Repeated-measure contingency table with two variables with many levels? I am trying to analyze the results of a survey on what would make people of different ages visit certain tourist places.
However, age was collected as age-group (not my fault). Hence, it is a categorical variable.
I have two variables: AGE GROUP (5 levels) and PREFERENCE (8 levels).
However, participants could indicate more than one preference.
Hence, PREFERENCE is a repeated-measure variable (i.e. one participant could contribute to two values, e.g. PREFERENCE1 and PREFERENCE2).
My table looks as below

I thought I could use a contingency table to analyze the results. However, I clearly violate the assumption of independence.
Is there a way to analyze the above table?
Please, I am just a social science student, and I am not very familiar with jargon.
 A: First some clarification: a contingency table is a type of table in a matrix format that displays the (multivariate) frequency distribution of the variables. It is not related to any test.
Second, you should be asking what test / model should I use for my data, given my research question? And in this case it appears that a Chi-square test is what you are looking for. And a Chi-square test takes the data in a contingency table form.
A Chi-square test works for arbitrary 2-dimensional tables, it is not restricted to the 2x2 case (binary variables).
However, you also have repeated measures, since some participants could vote more than once.

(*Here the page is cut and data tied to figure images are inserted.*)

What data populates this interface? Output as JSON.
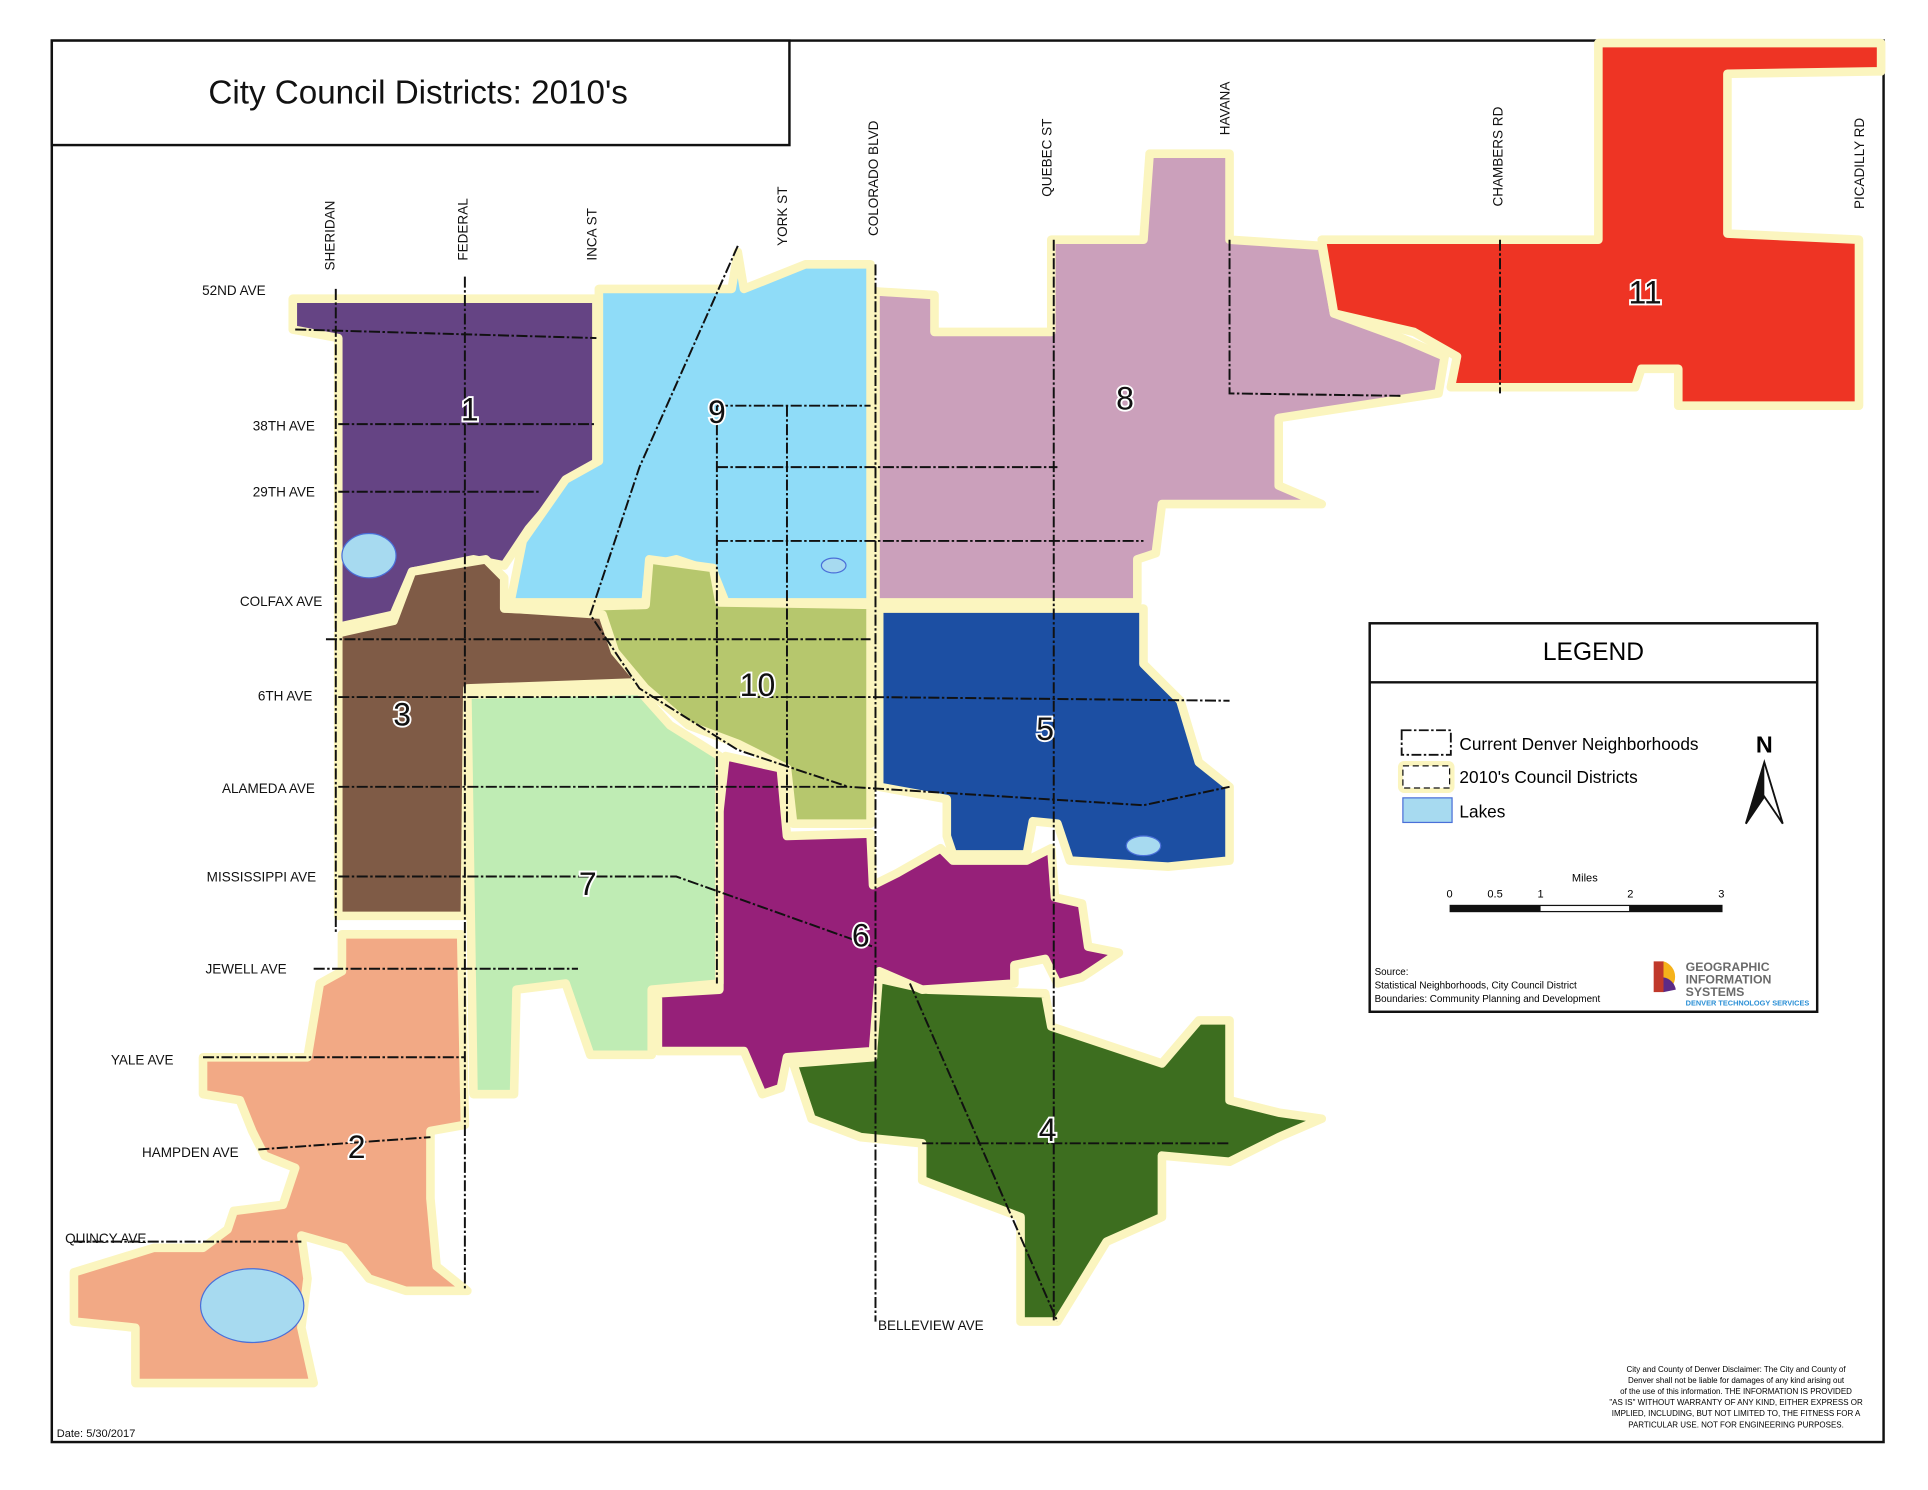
{
  "title": "City Council Districts: 2010's",
  "date": "Date: 5/30/2017",
  "streets_ns": [
    "SHERIDAN",
    "FEDERAL",
    "INCA ST",
    "YORK ST",
    "COLORADO BLVD",
    "QUEBEC ST",
    "HAVANA",
    "CHAMBERS RD",
    "PICADILLY RD"
  ],
  "streets_ew": [
    "52ND AVE",
    "38TH AVE",
    "29TH AVE",
    "COLFAX AVE",
    "6TH AVE",
    "ALAMEDA AVE",
    "MISSISSIPPI AVE",
    "JEWELL AVE",
    "YALE AVE",
    "HAMPDEN AVE",
    "QUINCY AVE",
    "BELLEVIEW AVE"
  ],
  "districts": [
    {
      "number": "1",
      "color": "#654484"
    },
    {
      "number": "2",
      "color": "#f2a985"
    },
    {
      "number": "3",
      "color": "#7f5b46"
    },
    {
      "number": "4",
      "color": "#3d6e1f"
    },
    {
      "number": "5",
      "color": "#1c4fa3"
    },
    {
      "number": "6",
      "color": "#962079"
    },
    {
      "number": "7",
      "color": "#bfecb4"
    },
    {
      "number": "8",
      "color": "#cba0bb"
    },
    {
      "number": "9",
      "color": "#8fdcf8"
    },
    {
      "number": "10",
      "color": "#b6c76d"
    },
    {
      "number": "11",
      "color": "#ee3424"
    }
  ],
  "legend": {
    "title": "LEGEND",
    "items": [
      "Current Denver Neighborhoods",
      "2010's Council Districts",
      "Lakes"
    ],
    "north": "N",
    "scale_unit": "Miles",
    "scale_ticks": [
      "0",
      "0.5",
      "1",
      "2",
      "3"
    ],
    "source_label": "Source:",
    "source_text_1": "Statistical Neighborhoods, City Council District",
    "source_text_2": "Boundaries: Community Planning and Development",
    "logo": {
      "line1": "GEOGRAPHIC",
      "line2": "INFORMATION",
      "line3": "SYSTEMS",
      "line4": "DENVER TECHNOLOGY SERVICES"
    }
  },
  "disclaimer": [
    "City and County of Denver Disclaimer: The City and County of",
    "Denver shall not be liable for damages of any kind arising out",
    "of the use of this information. THE INFORMATION IS PROVIDED",
    "\"AS IS\" WITHOUT WARRANTY OF ANY KIND, EITHER EXPRESS OR",
    "IMPLIED, INCLUDING, BUT NOT LIMITED TO, THE FITNESS FOR A",
    "PARTICULAR USE. NOT FOR ENGINEERING PURPOSES."
  ]
}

So yes, the independence assumption of a Chi-square test are violated.
In this case, the general next step is to use McNemar's test, which is a Chi-square test for repeated measures. However, this only works for square matrices, so does not work for your case.
Lastly, an Expanded McNemar test (McNemar–Bowkera) or a Poisson mixed model could be used (a little more complicated), if you are interested specifically in which categories are different, since the Chi-square / McNemar's test only return a global p-value.